In 1980, 26-year-old Kailash Satyarthi left a successful career as an electrical engineer to fight for the welfare of the millions of child laborers in his native India. Rampant poverty has left children vulnerable to factory owners, who often use middlemen to kidnap children and force them to work in deplorable conditions. He started Bachpan Bachao Andolan (“Save Childhood Movement”) and began a grassroots campaign. He led risky raids, literally storming the factories and freeing children guarded by armed men. Years later, he would create rehabilitation centers for the rescued children, where they receive an education and skills. Nearly 80,000 children have benefited from his efforts.

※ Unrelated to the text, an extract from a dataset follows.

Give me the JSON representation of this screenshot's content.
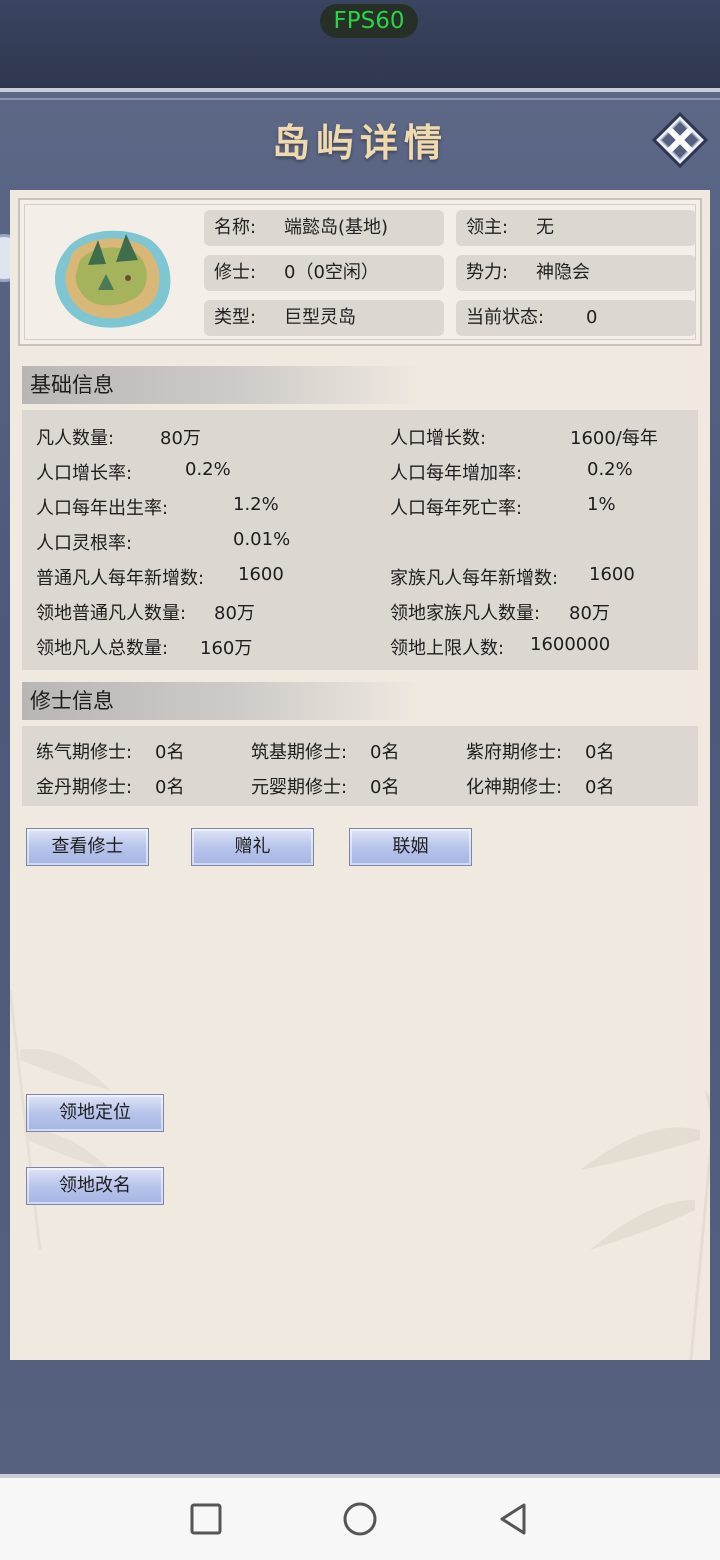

His devotion has been met with threats of death, incarceration, and two murdered colleagues. Satyarthi believes that child labor is the root cause of “poverty, unemployment, illiteracy, population explosion, and many other social evils.” In 2012, he successfully pushed for a law that made it illegal to employ children under the age of 14. He has expanded his efforts to 140 countries via his Global March Against Child Labour movement.
The same year that Satyarthi heralded the child labor law, 15-year-old Malala Yousafzai was already a well-seasoned activist in neighboring Pakistan. The Taliban had taken control in her tourist town in the country’s Swat Valley when she first publicly spoke about the right to an education at age 11 in Peshawar, Pakistan. The next year she started blogging under a pseudonym on the BBC’s website, where she wrote about living under the Taliban and their threats to education. By the age of 14, she had been nominated for the International Children’s Peace Prize and won Pakistan’s National Youth Peace Prize.
As Yousafzai’s profile rose, so did the Taliban’s threats. On October 9, 2012, a gunman boarded the bus she was riding home from school. Yousafzai recovered for six months in Birmingham, England. She and her family remain there, still under threat from the Taliban, and Yousafzai continues to advocate for education. She spoke at the United Nations, published an autobiography at 16, and is the youngest person to win the Nobel Peace Prize.
Kailash Satyarthi and Malala Yousafzai share the 2014 Nobel Peace Prize “for their struggle against the suppression of children and young people and for the right of all children to education.”